Türkiye'nin Çin Halk Cumhuriyeti ile olan ilişkisi şu anda yeterince gelişmemiş durumda ancak stratejik potansiyele sahip. Ankara, Çin'i Avrupa'ya bağlayan kara ticaret koridorlarında kritik bir geçiş merkezi olarak konumlanıyor ve bu rol Çin'in Kuşak ve Yol Girişimi'nin hedefleriyle örtüşüyor. 2024'te hem Pekin hem de Moskova, Dışişleri Bakanı Hakan Fidan'ın resmi beyanının ardından Türkiye'nin BRICS grubuna olası katılımına desteklerini ifade ettiler. Ancak Hindistan, büyük ölçüde Türkiye'nin Pakistan'a verdiği destek nedeniyle bu girişime karşı çıktı; Pakistan, Yeni Delhi'nin başlıca güvenlik tehdidi olarak gördüğü bir ülke. Bu jeopolitik uyum, Türkiye-Hindistan ilişkilerinin daha yakın olma potansiyelini sınırlamaya devam ediyor. Ankara ve Pekin arasındaki bağlar giderek iyileşmeye devam ederken, Yeni Delhi ile siyasi ve stratejik yakınlaşma yakın gelecekte pek olası görünmüyor.
Sonuç olarak, Türkiye'nin mevcut dış politika yörüngesi, stratejik çeşitliliğe ve daha fazla diplomatik öz güvene doğru bilinçli bir kaymayı göstermektedir.

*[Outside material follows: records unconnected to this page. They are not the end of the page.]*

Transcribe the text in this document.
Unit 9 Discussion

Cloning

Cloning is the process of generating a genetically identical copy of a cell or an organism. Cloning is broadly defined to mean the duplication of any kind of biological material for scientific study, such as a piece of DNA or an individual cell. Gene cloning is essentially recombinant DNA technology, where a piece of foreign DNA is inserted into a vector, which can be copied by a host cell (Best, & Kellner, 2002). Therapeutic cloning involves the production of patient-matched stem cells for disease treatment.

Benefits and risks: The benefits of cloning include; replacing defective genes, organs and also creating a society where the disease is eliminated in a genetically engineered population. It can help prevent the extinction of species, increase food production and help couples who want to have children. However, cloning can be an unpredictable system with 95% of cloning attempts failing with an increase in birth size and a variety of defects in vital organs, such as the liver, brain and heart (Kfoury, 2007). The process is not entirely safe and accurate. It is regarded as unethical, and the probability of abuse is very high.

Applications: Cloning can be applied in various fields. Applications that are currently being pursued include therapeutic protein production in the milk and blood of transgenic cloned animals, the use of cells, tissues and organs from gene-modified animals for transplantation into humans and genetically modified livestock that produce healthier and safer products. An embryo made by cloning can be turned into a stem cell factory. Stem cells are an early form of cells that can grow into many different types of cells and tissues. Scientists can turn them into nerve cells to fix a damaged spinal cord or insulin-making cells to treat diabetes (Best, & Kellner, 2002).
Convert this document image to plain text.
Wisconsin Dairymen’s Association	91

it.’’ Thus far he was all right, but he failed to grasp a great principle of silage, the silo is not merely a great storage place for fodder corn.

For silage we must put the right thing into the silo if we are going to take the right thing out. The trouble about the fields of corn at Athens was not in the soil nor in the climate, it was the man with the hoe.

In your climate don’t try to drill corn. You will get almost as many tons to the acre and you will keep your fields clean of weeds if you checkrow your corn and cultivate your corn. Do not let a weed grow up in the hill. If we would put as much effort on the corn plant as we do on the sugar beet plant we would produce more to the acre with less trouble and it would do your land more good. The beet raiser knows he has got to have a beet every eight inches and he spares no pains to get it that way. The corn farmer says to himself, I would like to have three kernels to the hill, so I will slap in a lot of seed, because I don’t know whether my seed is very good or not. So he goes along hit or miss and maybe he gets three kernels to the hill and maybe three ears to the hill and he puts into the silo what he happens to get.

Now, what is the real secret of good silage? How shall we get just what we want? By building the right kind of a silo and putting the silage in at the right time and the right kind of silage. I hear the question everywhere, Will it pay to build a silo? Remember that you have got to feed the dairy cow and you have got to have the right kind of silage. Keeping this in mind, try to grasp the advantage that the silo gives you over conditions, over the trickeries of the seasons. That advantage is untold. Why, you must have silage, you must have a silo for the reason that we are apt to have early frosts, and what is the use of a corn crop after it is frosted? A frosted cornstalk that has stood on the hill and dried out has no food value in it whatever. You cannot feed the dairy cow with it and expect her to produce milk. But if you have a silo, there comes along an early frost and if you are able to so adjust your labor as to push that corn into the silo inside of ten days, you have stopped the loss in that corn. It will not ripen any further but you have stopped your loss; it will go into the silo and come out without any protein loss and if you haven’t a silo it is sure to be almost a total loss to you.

ABD ve Rusya ile ilişkiler en aktif ve yapısal olarak önemli olmaya devam ederken, Türkiye'nin Avrupa Birliği ile bağları kötüleşiyor ve Çin ile ortaklığı umut verici ancak henüz erken bir aşamada. Buna karşılık, Hindistan ile ilişkiler bir dizi çelişkiyle kısıtlanmaya devam ediyor. Bu dinamikler topluca şunu gösteriyor: Türkiye, geleneksel ittifakları ortaya çıkan ortaklıklarla dengeleyerek giderek daha çok kutuplu hale gelen bir dünyada yol alıyor ve böylece küresel sahnede özerk ve sonuç odaklı bir aktör olarak kendini kanıtlıyor.